By designing their fiscal and monetary policies to be as friendly as possible to private investors, countries not only harm themselves, but leave the entire world fighting over an inadequate supply of global consumer spending. Instead, everyone should try to run their own domestic economies as hot as possible: make maximal use of capacity, and keep unemployment as low as possible.
While this would make the biggest difference for poorer countries, they also face the biggest hurdles. But advanced nations could hit this target much more easily. A focus on full employment here in America, for instance, would likely have made China’s entrance into the global trade order much less damaging. Moreover, given how much the rest of the world relies on the U.S. dollar, a more generous monetary and fiscal policy on our part would make life better for everyone.
4. Capital controls are useful and should be widespread again.
Capital controls are just government rules that restrict when private investors can move money across borders — usually on when they can take money out of a country. Obviously, if your focus is on friendliness to private investors, capital controls are a no-go, and the world has dismantled them over the last few decades. This was a mistake. Even if we don’t return capital controls to the old role they played in the middle of the 20th century, we should at least recognize that we went much too far in freeing up private capital to move across borders. Again, the biggest beneficiaries of this change would be poorer and developing countries. But even advanced economies like America could, if they wanted, use capital controls to buffer against the worst tendencies of offshoring and outsourcing.
5. Countervailing asset purchases are better than tariffs.
While countries should have their own fiat currencies, and shouldn’t use hard pegs in their monetary policy, that doesn’t mean they should follow a strictly hands-off approach to exchange rates. Sometimes, it might behoove them to adjust their currency’s value relative to others.
Hopefully, adhering to the other principles already listed will minimize the need for those interventions, either by moderating trade imbalances, or by neutralizing the damage those imbalances can cause. But when countries do need to intervene in their exchange rates, doing so by buying or selling assets in other currencies — usually via their central bank or a sovereign wealth fund or some such — will work much better than tariff wars. Tariffs only affect currency values and deficits indirectly, requiring games of whack-a-mole with global supply chains. They ultimately have to force larger negotiations to have a meaningful effect. Purchasing assets, by contrast, cuts much closer to the roots of currency imbalances, and are policies countries can engage in unilaterally.
6. Countries should place a higher priority on self sufficiency.
Right now, the global trade order emphasizes comparative advantage — countries specializing in particular goods and services, and relying on trade to provide the rest. In theory, this is supposed to make everyone better off. In practice, it’s been enormously destructive, particularly since what a lot of countries have “specialized” in is cheap labor.

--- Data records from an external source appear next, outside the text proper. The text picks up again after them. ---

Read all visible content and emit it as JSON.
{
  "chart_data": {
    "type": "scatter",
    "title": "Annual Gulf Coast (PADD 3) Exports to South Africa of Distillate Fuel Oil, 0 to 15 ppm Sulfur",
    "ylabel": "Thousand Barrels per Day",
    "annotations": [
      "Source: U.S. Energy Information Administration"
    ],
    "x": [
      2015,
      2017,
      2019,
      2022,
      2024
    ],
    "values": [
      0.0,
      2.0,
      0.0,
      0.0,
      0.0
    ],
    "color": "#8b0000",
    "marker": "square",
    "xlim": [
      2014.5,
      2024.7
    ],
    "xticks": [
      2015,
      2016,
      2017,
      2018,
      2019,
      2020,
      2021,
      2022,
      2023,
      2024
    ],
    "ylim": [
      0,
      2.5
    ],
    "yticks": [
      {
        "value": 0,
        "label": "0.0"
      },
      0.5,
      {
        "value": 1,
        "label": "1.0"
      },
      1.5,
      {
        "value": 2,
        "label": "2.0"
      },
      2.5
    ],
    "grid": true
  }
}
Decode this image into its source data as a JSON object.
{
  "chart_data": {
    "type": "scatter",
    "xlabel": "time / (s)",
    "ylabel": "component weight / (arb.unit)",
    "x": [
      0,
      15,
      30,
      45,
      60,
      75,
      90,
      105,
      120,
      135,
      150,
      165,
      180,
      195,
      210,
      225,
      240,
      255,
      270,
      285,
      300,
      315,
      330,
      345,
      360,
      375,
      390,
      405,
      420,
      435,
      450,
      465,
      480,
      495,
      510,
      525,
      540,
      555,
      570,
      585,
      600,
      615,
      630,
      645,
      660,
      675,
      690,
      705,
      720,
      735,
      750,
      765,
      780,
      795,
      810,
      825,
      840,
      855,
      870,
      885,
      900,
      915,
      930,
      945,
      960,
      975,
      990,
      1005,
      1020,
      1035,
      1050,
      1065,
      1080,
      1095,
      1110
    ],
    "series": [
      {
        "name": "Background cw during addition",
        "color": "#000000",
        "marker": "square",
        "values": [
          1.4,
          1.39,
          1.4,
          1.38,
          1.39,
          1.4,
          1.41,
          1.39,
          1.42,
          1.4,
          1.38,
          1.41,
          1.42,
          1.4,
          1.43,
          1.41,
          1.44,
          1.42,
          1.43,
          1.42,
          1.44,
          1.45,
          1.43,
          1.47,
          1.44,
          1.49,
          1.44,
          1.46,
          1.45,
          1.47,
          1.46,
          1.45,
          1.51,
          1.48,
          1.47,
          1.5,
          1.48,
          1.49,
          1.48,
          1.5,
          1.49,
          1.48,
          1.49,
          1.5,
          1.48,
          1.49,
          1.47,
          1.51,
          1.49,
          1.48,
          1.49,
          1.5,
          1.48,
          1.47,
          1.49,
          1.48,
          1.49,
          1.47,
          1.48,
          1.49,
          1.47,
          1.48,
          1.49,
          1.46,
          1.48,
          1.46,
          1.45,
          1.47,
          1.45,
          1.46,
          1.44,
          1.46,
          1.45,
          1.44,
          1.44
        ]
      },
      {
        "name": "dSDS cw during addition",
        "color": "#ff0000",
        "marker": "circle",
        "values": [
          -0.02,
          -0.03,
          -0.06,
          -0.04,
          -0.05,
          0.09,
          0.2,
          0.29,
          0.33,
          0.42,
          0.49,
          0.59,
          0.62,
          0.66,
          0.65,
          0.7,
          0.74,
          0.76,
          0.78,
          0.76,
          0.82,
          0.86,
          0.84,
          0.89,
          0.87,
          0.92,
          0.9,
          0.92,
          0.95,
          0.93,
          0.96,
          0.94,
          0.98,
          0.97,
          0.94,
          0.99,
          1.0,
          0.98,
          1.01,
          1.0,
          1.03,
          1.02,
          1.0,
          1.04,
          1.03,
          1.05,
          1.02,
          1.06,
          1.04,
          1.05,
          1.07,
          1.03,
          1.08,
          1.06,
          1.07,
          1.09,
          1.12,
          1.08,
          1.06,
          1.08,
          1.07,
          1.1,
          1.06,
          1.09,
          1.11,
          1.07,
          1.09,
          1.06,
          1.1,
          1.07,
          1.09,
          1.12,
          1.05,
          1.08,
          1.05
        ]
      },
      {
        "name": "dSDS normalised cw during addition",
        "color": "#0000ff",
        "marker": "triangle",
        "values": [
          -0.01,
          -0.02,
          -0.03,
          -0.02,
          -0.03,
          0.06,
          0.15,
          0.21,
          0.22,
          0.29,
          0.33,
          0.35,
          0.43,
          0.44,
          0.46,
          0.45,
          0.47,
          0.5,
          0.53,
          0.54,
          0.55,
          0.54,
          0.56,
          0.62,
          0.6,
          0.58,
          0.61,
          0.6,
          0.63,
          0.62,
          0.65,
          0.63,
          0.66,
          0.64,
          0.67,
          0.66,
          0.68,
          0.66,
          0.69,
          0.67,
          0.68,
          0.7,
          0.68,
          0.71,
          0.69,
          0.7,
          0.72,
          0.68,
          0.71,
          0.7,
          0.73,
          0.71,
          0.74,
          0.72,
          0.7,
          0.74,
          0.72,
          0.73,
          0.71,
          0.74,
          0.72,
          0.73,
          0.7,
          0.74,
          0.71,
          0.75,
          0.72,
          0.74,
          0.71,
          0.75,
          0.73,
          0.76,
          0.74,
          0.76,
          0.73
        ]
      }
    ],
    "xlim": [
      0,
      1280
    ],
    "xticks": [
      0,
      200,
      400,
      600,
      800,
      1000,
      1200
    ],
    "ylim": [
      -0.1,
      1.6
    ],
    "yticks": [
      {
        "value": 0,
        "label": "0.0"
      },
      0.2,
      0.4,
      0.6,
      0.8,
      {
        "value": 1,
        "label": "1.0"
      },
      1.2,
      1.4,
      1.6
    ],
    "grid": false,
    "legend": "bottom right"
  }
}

While total self-sufficiency won’t be realistic all the time, we should at least swing the pendulum back in that direction. Once again, this is most important for developing countries, particularly when it comes to food, energy, and advanced technology. Nations should produce their own food and energy as much as possible, which will inevitably require more sustainable practices and more green energy. (Sun and wind, unlike oil and coal, are available everywhere.) Becoming self-sufficient in high technology will be much more difficult. But we can at least try to set countries on the path, and help them manage the challenges that come with relying on high-value imports in the interim. Protecting certain industries from global competition is an area where tariffs could be of use, not to mention subsidies and support from explicit and planned industrial policy.